Urto sta per capacità di tornare a provocare come fece Paolo all'Areopago: «Non abbiamo stretto troppi compromessi, per cui l'ideale del cristiano è troppo simile a quello di un bravo ragazzo pieno di valori? Dovremmo forse recuperare una dimensione di urto? Non violento e polemico, ma profetico». Ozio invece sta per fare spazio al silenzio e al raccoglimento, quello che nel caso del gioco dei bambini è il tempo della noia da cui scaturiscono nuove modalità di divertimento. Così può essere anche per gli adulti: avere momenti di pausa e meditazione può accendere la fantasia e stimolare nuove esperienze positive. Ma come detto situazioni quali i riti del viaggio all'epoca di Ryanair o dell'amore all'epoca di Tinder interrogano i cristiani: «Che il postmoderno sia un periodo dove si è contemporaneamente ovunque e non si è mai da nessuna parte ha risvolti liturgici»: come rendere i pellegrinaggi o le processioni forme autentiche e non sclerotizzate? E quando le relazioni amorose sono perlopiù occasionali o virtuali, come stimolare i ragazzi all'idea del «camminare insieme sfidando il tempo e azzardando un "per sempre"?».

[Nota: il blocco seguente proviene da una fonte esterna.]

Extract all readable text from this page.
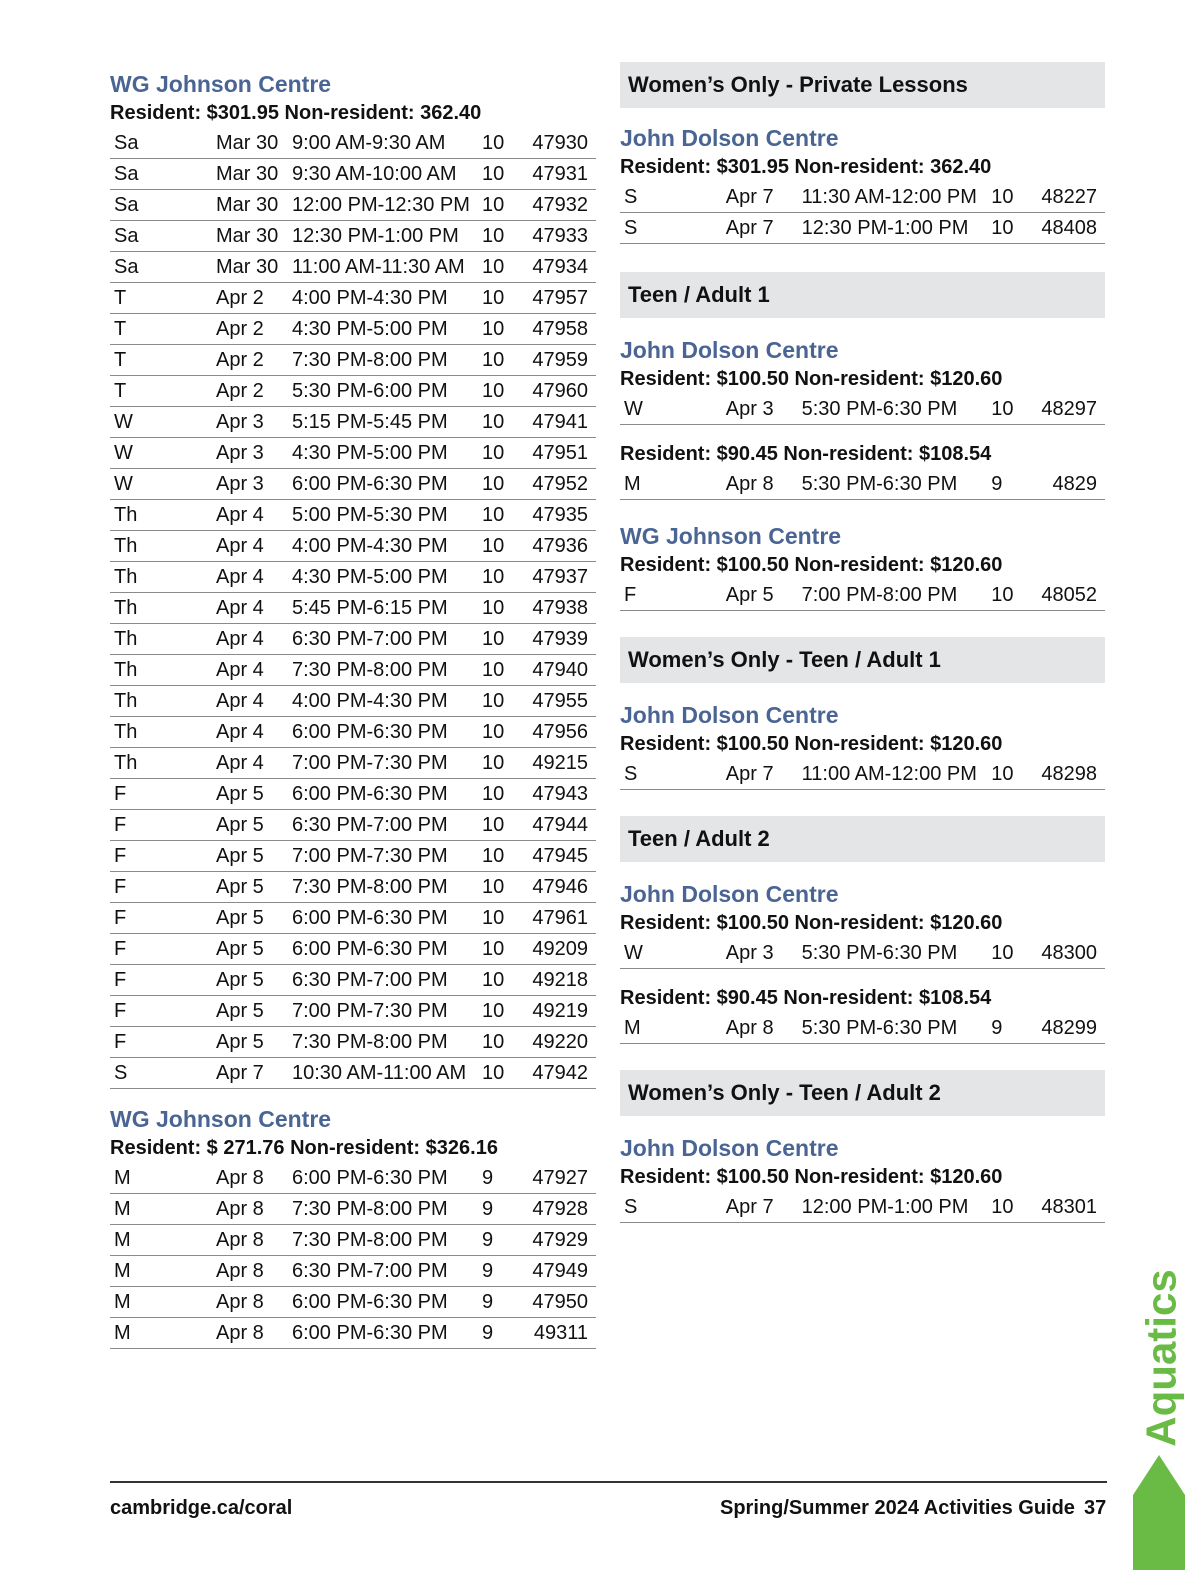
WG Johnson Centre
Resident: $301.95 Non-resident: 362.40
Sa	Mar 30 9:00 AM-9:30 AM	10	47930
Sa	Mar 30 9:30 AM-10:00 AM	10	47931
Sa	Mar 30 12:00 PM-12:30 PM 10	47932
Sa	Mar 30 12:30 PM-1:00 PM	10	47933
Sa	Mar 30 11:00 AM-11:30 AM 10	47934
T	Apr 2	4:00 PM-4:30 PM	10	47957
T	Apr 2	4:30 PM-5:00 PM	10	47958
T	Apr 2	7:30 PM-8:00 PM	10	47959
T	Apr 2	5:30 PM-6:00 PM	10	47960
W	Apr 3	5:15 PM-5:45 PM	10	47941
W	Apr 3	4:30 PM-5:00 PM	10	47951
W	Apr 3	6:00 PM-6:30 PM	10	47952
Th	Apr 4	5:00 PM-5:30 PM	10	47935
Th	Apr 4	4:00 PM-4:30 PM	10	47936
Th	Apr 4	4:30 PM-5:00 PM	10	47937
Th	Apr 4	5:45 PM-6:15 PM	10	47938
Th	Apr 4	6:30 PM-7:00 PM	10	47939
Th	Apr 4	7:30 PM-8:00 PM	10	47940
Th	Apr 4	4:00 PM-4:30 PM	10	47955
Th	Apr 4	6:00 PM-6:30 PM	10	47956
Th	Apr 4	7:00 PM-7:30 PM	10	49215
F	Apr 5	6:00 PM-6:30 PM	10	47943
F	Apr 5	6:30 PM-7:00 PM	10	47944
F	Apr 5	7:00 PM-7:30 PM	10	47945
F	Apr 5	7:30 PM-8:00 PM	10	47946
F	Apr 5	6:00 PM-6:30 PM	10	47961
F	Apr 5	6:00 PM-6:30 PM	10	49209
F	Apr 5	6:30 PM-7:00 PM	10	49218
F	Apr 5	7:00 PM-7:30 PM	10	49219
F	Apr 5	7:30 PM-8:00 PM	10	49220
S	Apr 7	10:30 AM-11:00 AM 10	47942
WG Johnson Centre
Resident: $ 271.76 Non-resident: $326.16
M	Apr 8	6:00 PM-6:30 PM	9	47927
M	Apr 8	7:30 PM-8:00 PM	9	47928
M	Apr 8	7:30 PM-8:00 PM	9	47929
M	Apr 8	6:30 PM-7:00 PM	9	47949
M	Apr 8	6:00 PM-6:30 PM	9	47950
M	Apr 8	6:00 PM-6:30 PM	9	49311
Women’s Only - Private Lessons
John Dolson Centre
Resident: $301.95 Non-resident: 362.40
S	Apr 7	11:30 AM-12:00 PM 10	48227
S	Apr 7	12:30 PM-1:00 PM	10	48408
Teen / Adult 1
John Dolson Centre
Resident: $100.50 Non-resident: $120.60
W	Apr 3	5:30 PM-6:30 PM	10	48297
Resident: $90.45 Non-resident: $108.54
M	Apr 8	5:30 PM-6:30 PM	9	4829
WG Johnson Centre
Resident: $100.50 Non-resident: $120.60
F	Apr 5	7:00 PM-8:00 PM	10	48052
Women’s Only - Teen / Adult 1
John Dolson Centre
Resident: $100.50 Non-resident: $120.60
S	Apr 7	11:00 AM-12:00 PM 10	48298
Teen / Adult 2
John Dolson Centre
Resident: $100.50 Non-resident: $120.60
W	Apr 3	5:30 PM-6:30 PM	10	48300
Resident: $90.45 Non-resident: $108.54
M	Apr 8	5:30 PM-6:30 PM	9	48299
Women’s Only - Teen / Adult 2
John Dolson Centre
Resident: $100.50 Non-resident: $120.60
S	Apr 7	12:00 PM-1:00 PM	10	48301
Aquatics
cambridge.ca/coral	Spring/Summer 2024 Activities Guide 37
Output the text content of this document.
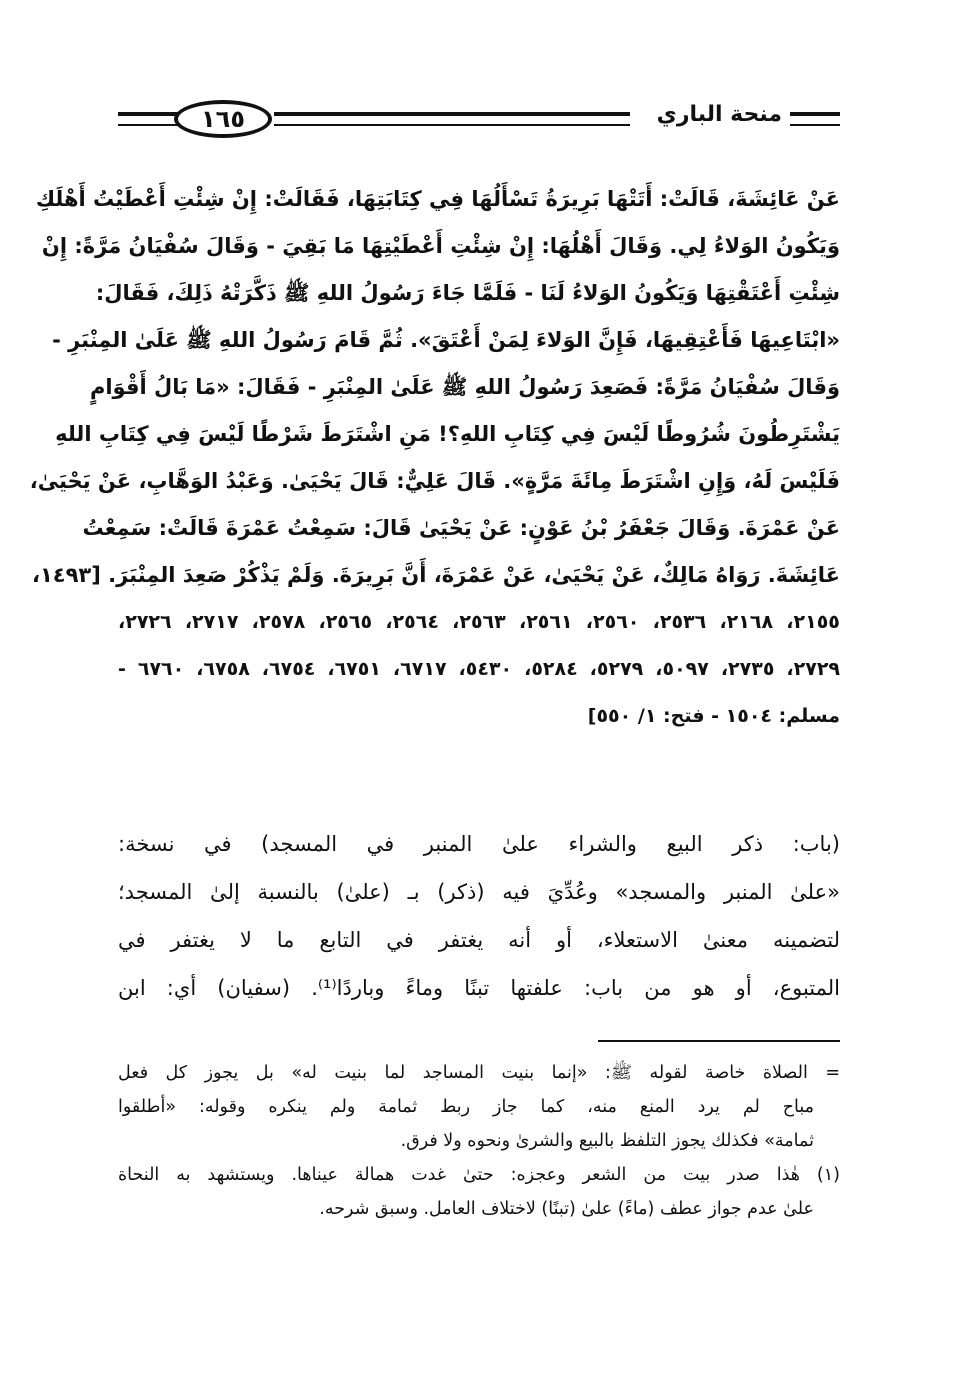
١٦٥	منحة الباري
عَنْ عَائِشَةَ، قَالَتْ: أَتَتْهَا بَرِيرَةُ تَسْأَلُهَا فِي كِتَابَتِهَا، فَقَالَتْ: إِنْ شِئْتِ أَعْطَيْتُ أَهْلَكِ
وَيَكُونُ الوَلاءُ لِي. وَقَالَ أَهْلُهَا: إِنْ شِئْتِ أَعْطَيْتِهَا مَا بَقِيَ - وَقَالَ سُفْيَانُ مَرَّةً: إِنْ
شِئْتِ أَعْتَقْتِهَا وَيَكُونُ الوَلاءُ لَنَا - فَلَمَّا جَاءَ رَسُولُ اللهِ ﷺ ذَكَّرَتْهُ ذَلِكَ، فَقَالَ:
«ابْتَاعِيهَا فَأَعْتِقِيهَا، فَإِنَّ الوَلاءَ لِمَنْ أَعْتَقَ». ثُمَّ قَامَ رَسُولُ اللهِ ﷺ عَلَىٰ المِنْبَرِ -
وَقَالَ سُفْيَانُ مَرَّةً: فَصَعِدَ رَسُولُ اللهِ ﷺ عَلَىٰ المِنْبَرِ - فَقَالَ: «مَا بَالُ أَقْوَامٍ
يَشْتَرِطُونَ شُرُوطًا لَيْسَ فِي كِتَابِ اللهِ؟! مَنِ اشْتَرَطَ شَرْطًا لَيْسَ فِي كِتَابِ اللهِ
فَلَيْسَ لَهُ، وَإِنِ اشْتَرَطَ مِائَةَ مَرَّةٍ». قَالَ عَلِيٌّ: قَالَ يَحْيَىٰ. وَعَبْدُ الوَهَّابِ، عَنْ يَحْيَىٰ،
عَنْ عَمْرَةَ. وَقَالَ جَعْفَرُ بْنُ عَوْنٍ: عَنْ يَحْيَىٰ قَالَ: سَمِعْتُ عَمْرَةَ قَالَتْ: سَمِعْتُ
عَائِشَةَ. رَوَاهُ مَالِكٌ، عَنْ يَحْيَىٰ، عَنْ عَمْرَةَ، أَنَّ بَرِيرَةَ. وَلَمْ يَذْكُرْ صَعِدَ المِنْبَرَ. [١٤٩٣،
٢١٥٥، ٢١٦٨، ٢٥٣٦، ٢٥٦٠، ٢٥٦١، ٢٥٦٣، ٢٥٦٤، ٢٥٦٥، ٢٥٧٨، ٢٧١٧، ٢٧٢٦،
٢٧٢٩، ٢٧٣٥، ٥٠٩٧، ٥٢٧٩، ٥٢٨٤، ٥٤٣٠، ٦٧١٧، ٦٧٥١، ٦٧٥٤، ٦٧٥٨، ٦٧٦٠ -
مسلم: ١٥٠٤ - فتح: ١/ ٥٥٠]
(باب: ذكر البيع والشراء علىٰ المنبر في المسجد) في نسخة:
«علىٰ المنبر والمسجد» وعُدِّيَ فيه (ذكر) بـ (علىٰ) بالنسبة إلىٰ المسجد؛
لتضمينه معنىٰ الاستعلاء، أو أنه يغتفر في التابع ما لا يغتفر في
المتبوع، أو هو من باب: علفتها تبنًا وماءً وباردًا⁽¹⁾. (سفيان) أي: ابن
= الصلاة خاصة لقوله ﷺ: «إنما بنيت المساجد لما بنيت له» بل يجوز كل فعل
مباح لم يرد المنع منه، كما جاز ربط ثمامة ولم ينكره وقوله: «أطلقوا
ثمامة» فكذلك يجوز التلفظ بالبيع والشرىٰ ونحوه ولا فرق.
(١) هٰذا صدر بيت من الشعر وعجزه: حتىٰ غدت همالة عيناها. ويستشهد به النحاة
علىٰ عدم جواز عطف (ماءً) علىٰ (تبنًا) لاختلاف العامل. وسبق شرحه.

L'autore non ha risposte preconfezionate dinanzi a queste nuove sfide: l'invito è prima di tutto a conoscere la realtà in mutamento e, per quanto riguarda la liturgia, a curare i tempi di ascolto della Parola, a creare possibilità di approfondimento e tempi di contemplazione: «Le analisi sociologiche, le tecniche psicologiche e le tattiche animative possono essere utili, ma ogni servizio nella Chiesa è tale quando la sua sintesi è spirituale e contemplativa». Come ha ben scritto al riguardo il fondatore della comunità di Bose Enzo Bianchi, «una liturgia bella non può essere definita una "bella funzione", ma deve essere compresa come liturgia munita di quella bellezza che fa apparire la grazia di Dio». Inutile andare in cerca di aggiunte, decorazioni, ornamenti o pizzi. Né fasto né ieraticità servono all'uopo: la bellezza della liturgia non si esaurisce in una suggestione estetica. Così, può essere egualmente bella, se celebrata con convinzione e serietà, una funzione «in una sperduta parrocchia di un paesino di montagna, cui partecipa un gruppetto di persone anziane, quanto la liturgia di una comunità monastica o di una cappella papale».